Дверь захлопнулась. Кухарка вернулась на кухню.

Григорий Сергеич большими горячими руками принялся расстегивать на гувернантке платье. Она замерла от страха, но с каждой секундой восторг нарастал, тело стало гореть…

– Красивая грудь у тебя, – шепнул он. – Ведь я так и думал, что очень красивая. А ты оказалась еще даже лучше. Ты взглядов моих, что ли, не замечала?

Он поцеловал её голую грудь.

– При Татке мне было нельзя. Запретила. Такая малютка была, а ревнивая! И всё повторяла, что мама вернётся. Жена моя, Оля. Я ей объяснял, что мёртвые не возвращаются. «Откуда ты, папочка, знаешь? Откуда?» Так все говорят. А она за своё! «Увидишь – вернётся. Проснёмся, а мама в столовой сидит».

Григорий Сергеич с ласковым недоумением покачал головой. Сухие ищущие губы прижались сначала к щеке гувернантки, потом оцарапали ей подбородок. Он жадно припал к её рту, раздвинул его, и горячий язык ударил по небу, обжег и застыл… Она задохнулась. Никто никогда её не желал с такой силой. Никто. Она вся раскрылась навстречу. Сглотнула с готовностью его горькую слюну, почувствовала слабый вкус табака на своих деснах и сразу упала на спину, раздвинула ноги под клетчатой юбкой.

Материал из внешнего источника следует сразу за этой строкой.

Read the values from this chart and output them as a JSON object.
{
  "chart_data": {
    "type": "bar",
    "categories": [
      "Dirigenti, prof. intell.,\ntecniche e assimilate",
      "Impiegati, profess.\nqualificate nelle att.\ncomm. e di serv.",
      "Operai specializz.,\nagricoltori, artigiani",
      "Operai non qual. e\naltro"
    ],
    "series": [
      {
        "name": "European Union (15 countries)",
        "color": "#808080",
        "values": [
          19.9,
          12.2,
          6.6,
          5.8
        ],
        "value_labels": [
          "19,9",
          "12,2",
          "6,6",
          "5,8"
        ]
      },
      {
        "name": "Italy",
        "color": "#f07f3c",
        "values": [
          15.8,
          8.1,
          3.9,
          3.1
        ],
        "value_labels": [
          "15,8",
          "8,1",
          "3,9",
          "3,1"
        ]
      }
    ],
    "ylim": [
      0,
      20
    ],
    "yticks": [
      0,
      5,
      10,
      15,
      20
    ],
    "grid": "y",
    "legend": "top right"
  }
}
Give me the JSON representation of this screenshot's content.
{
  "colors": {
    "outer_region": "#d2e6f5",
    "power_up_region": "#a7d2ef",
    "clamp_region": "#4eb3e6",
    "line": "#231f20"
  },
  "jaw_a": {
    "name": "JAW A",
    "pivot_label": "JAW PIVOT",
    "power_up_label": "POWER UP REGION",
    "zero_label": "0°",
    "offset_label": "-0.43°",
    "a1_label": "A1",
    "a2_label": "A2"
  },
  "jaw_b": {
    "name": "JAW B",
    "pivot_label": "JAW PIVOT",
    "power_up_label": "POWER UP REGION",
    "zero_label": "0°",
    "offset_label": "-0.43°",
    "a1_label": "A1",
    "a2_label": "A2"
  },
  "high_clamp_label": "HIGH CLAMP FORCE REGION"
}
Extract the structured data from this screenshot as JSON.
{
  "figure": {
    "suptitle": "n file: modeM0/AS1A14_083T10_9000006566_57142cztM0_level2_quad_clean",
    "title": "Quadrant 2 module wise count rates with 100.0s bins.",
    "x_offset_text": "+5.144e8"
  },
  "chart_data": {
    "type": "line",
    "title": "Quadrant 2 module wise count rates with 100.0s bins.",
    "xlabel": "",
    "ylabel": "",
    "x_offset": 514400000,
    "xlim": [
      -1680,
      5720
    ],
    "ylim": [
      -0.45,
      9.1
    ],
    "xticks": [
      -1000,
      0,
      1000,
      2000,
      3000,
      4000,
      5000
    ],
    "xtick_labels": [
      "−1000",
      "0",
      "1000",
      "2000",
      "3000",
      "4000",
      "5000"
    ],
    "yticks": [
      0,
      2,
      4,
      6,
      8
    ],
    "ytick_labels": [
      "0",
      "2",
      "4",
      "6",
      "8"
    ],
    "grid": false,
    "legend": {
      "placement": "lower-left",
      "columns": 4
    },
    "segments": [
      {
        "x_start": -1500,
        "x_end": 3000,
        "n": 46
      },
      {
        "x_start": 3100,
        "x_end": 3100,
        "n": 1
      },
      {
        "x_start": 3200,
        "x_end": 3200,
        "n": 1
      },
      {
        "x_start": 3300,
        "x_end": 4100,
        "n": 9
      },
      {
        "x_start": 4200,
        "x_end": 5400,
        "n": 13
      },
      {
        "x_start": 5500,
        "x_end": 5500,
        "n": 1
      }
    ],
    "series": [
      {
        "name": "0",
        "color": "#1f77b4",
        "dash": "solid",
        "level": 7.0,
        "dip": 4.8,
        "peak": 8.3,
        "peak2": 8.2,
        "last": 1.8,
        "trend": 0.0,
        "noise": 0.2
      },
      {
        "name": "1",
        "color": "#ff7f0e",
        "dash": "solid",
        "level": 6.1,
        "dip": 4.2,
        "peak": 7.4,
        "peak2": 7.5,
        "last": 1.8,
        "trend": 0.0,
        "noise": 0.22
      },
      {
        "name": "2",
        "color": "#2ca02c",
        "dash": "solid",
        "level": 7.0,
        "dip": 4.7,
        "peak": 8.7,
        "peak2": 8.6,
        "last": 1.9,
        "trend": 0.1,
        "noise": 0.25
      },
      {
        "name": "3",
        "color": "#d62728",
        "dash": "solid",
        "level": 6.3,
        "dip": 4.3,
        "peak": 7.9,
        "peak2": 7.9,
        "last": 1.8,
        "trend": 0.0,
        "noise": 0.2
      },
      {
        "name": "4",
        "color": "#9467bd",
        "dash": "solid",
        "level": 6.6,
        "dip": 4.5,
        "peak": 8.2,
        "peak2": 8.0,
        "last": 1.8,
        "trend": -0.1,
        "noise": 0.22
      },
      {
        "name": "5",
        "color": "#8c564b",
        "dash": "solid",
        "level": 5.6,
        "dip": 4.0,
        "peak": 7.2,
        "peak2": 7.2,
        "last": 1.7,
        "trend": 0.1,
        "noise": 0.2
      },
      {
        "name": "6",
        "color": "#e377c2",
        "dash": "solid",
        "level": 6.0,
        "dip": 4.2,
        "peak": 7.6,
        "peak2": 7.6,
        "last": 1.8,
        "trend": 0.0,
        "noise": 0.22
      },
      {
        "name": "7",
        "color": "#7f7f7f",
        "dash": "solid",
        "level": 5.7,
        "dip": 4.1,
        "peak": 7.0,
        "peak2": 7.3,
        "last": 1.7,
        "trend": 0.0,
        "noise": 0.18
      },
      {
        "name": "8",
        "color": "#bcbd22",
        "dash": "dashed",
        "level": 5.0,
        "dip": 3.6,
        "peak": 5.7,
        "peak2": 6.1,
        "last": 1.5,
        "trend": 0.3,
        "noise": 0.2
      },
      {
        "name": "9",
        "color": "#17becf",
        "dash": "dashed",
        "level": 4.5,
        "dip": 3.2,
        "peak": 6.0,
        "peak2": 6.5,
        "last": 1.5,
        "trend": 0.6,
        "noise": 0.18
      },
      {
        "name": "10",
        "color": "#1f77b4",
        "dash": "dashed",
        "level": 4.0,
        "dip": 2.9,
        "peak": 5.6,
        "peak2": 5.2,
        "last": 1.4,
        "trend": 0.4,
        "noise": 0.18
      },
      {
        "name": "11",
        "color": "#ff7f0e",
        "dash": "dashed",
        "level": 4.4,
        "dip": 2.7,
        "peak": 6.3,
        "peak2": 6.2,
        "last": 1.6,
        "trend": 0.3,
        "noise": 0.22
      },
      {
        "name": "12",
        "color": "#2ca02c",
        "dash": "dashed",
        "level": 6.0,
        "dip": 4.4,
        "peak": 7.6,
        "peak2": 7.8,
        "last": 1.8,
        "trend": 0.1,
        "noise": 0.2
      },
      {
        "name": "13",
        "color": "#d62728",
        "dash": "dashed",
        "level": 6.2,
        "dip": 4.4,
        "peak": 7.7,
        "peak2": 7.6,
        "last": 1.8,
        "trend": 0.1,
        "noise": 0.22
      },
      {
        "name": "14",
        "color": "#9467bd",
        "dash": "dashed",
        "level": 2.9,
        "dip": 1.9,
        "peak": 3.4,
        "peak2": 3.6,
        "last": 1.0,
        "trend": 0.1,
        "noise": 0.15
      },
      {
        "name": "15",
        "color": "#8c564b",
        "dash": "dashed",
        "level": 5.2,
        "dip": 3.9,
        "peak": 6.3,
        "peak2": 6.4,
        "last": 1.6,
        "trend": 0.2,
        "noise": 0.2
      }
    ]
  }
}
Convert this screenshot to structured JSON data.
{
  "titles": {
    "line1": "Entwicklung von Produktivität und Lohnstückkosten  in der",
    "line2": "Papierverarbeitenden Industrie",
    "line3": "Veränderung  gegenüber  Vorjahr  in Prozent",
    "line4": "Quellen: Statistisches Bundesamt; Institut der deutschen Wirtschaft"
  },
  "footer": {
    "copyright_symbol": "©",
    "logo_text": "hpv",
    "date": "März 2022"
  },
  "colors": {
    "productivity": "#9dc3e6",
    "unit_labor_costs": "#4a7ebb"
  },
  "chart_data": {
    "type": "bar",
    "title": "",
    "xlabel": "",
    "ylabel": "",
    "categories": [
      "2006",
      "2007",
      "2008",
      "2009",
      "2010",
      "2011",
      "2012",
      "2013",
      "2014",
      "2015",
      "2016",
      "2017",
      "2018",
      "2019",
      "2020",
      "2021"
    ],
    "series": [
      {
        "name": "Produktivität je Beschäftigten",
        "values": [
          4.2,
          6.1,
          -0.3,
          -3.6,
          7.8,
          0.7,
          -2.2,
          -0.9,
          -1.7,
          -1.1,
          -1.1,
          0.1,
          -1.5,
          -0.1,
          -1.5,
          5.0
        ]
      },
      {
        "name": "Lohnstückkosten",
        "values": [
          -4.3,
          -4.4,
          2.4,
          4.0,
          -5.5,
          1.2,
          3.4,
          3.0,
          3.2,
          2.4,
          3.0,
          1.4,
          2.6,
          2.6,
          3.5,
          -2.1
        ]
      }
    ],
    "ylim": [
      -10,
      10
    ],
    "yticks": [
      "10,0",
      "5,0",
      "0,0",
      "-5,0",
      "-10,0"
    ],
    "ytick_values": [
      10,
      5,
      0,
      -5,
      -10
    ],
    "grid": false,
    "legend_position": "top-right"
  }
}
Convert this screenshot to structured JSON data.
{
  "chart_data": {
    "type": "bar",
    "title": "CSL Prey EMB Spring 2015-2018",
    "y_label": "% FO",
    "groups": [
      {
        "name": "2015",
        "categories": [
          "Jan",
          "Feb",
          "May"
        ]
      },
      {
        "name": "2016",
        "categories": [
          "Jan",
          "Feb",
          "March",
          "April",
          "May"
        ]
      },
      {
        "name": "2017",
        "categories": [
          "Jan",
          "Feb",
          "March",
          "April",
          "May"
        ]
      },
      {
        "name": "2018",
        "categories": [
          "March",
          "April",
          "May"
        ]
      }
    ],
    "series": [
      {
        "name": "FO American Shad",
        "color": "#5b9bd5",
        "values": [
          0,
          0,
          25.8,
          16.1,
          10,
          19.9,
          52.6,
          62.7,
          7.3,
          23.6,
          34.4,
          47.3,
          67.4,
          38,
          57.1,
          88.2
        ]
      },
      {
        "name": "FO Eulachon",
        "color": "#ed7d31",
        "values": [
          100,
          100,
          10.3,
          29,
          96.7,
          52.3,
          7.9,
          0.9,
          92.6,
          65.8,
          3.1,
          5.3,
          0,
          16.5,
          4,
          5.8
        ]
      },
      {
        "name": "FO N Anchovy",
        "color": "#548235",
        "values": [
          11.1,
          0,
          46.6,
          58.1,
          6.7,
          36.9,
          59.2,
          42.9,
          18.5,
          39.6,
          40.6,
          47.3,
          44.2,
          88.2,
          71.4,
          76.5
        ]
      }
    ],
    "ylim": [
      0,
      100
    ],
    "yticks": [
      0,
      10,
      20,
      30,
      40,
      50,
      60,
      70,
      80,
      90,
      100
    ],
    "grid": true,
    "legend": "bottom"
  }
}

В середине лета на дне заметили, что русалка становится равнодушной к играм, всё чаще норовит выскользнуть на поверхность и глаз не спускает с земли. Пошептались с чертом. Ответил готовностью. Выбор пал на молодого купца Хрящева. Тот собрался, снял сапоги, чтобы полы не скрипели, бутылку водки в карман засунул, картуз надел и садами, огородами, как мальчишка какой-нибудь, выбрался к реке. Закинул удочку. Русалка вынырнула посмотреть, хорош ли купчик. С дворянским сословием решили не связываться: те летом разъезжаются по имениям, дачи нанимают, играют в любительских спектаклях. Июльская ночь была тёмная, вся в трелях, как в кружеве. Как раз для греха. И Хрящев понравился. Захаживали ведь и другие купцы, заманивали, предлагали колечки. Короче, вели себя как с балеринами. Там лебедь какой-нибудь вспрыгнет на сцену, руками блеснёт и, закинув головку из мрамора, всю в оперении, пойдет семенить, не касаясь паркета. А в ложе стоит пучеглазый купчина – спина в серой перхоти – да и решает, которого лебедя звать в номера? Вот этого слева аль этого справа?